Taking a step back, it’s greatly disheartening to see that this much money being invested into EVs was just suddenly dropped and written off as a supposedly useless and dead-end endeavor. It is shocking, and also a hugely negative sign for where we are headed with the climate.
But why was the $55 billion written off? Are automakers giving up on their EV plans because they overestimated EV demand?
Well, the obvious answer is actually the most important one: US policy changed dramatically when Donald Trump took office and Republicans took control of the House of Representatives as well as the Senate. EV subsidies have been killed, the Trump administration is trying to kill EV charging projects, and, in fact, the whole system put in place for the government to force automakers to make more fuel efficient cars and pollute less is being annihilated — despite the fact that it has been in place for decades and is good for consumers and the public at large. When the whole breadth of US policy focused on encouraging automakers to produce and sell EVs gets bombed, automakers lose the incentive to produce and sell EVs. That is cause #1.
There is, still, an apparent problem getting enough customers to buy EVs at the price points automakers want. Perhaps part of this was overestimating consumer interest. However, I do think there are other notable factors at play, such as:
- Automakers have not been very effective at marketing EVs, at explaining to shoppers why they should want an electric car more than a gasoline one. In fact, I think they’ve been horrible at this. They hardly ever really explain to people why EVs are better.

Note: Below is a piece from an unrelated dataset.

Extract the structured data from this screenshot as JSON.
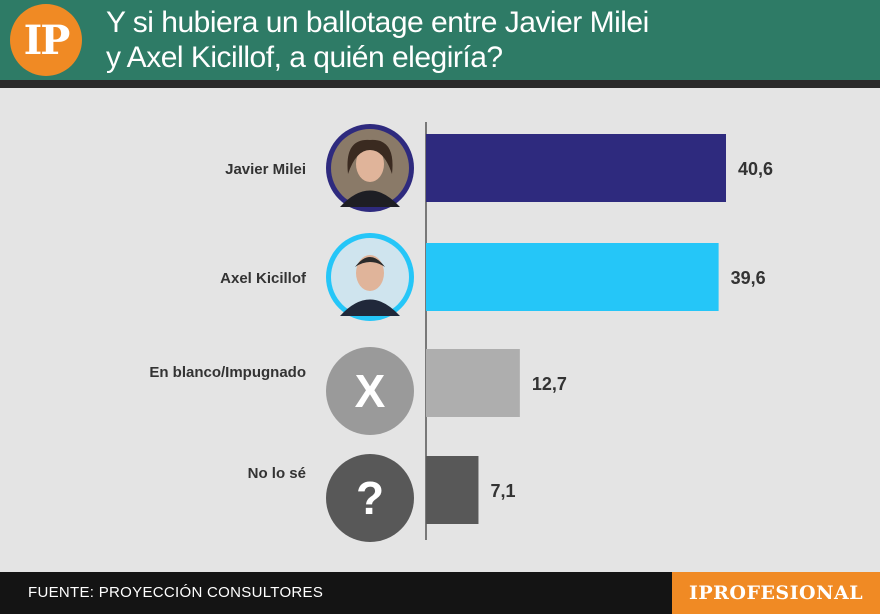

- Auto dealers are the main conduits of automaker ideas and eventual reality, and auto dealers seem very uninterested in selling EVs. They often have one EV specialist, and good luck being at the dealer at the right time to go on a test ride with him/her. Even if you do get the EV specialist, they often aren’t very exciting or useful at all. They simply know a little more of the basics about the EV(s) the automaker sells. Overall, though, good luck ever finding an auto dealer that is super into EVs and selling many of them. They typically just want to move what’s easiest and quickest to move, and what gets them the most revenue, including recurring service and maintenance revenue.
- You really do have to scale up EV production in order to drive costs down and get the most benefits out of a model. Have automakers simply given in too soon or not tried hard enough to scale up, lower costs, and sell millions of EVs?
Anyway, pick a side if you like — do consumers just not want EVs, or have a variety of government and corporate factors stifled EV education and EV adoption?
Also, funny how more than one out of every four European new car shoppers bought an EV in December and one out of every five did so in 2025 as a whole. Funny how 33% of new-car sales in China where fully electric vehicle sales last year. Automakers can find EV buyers there easily enough, but not in the US?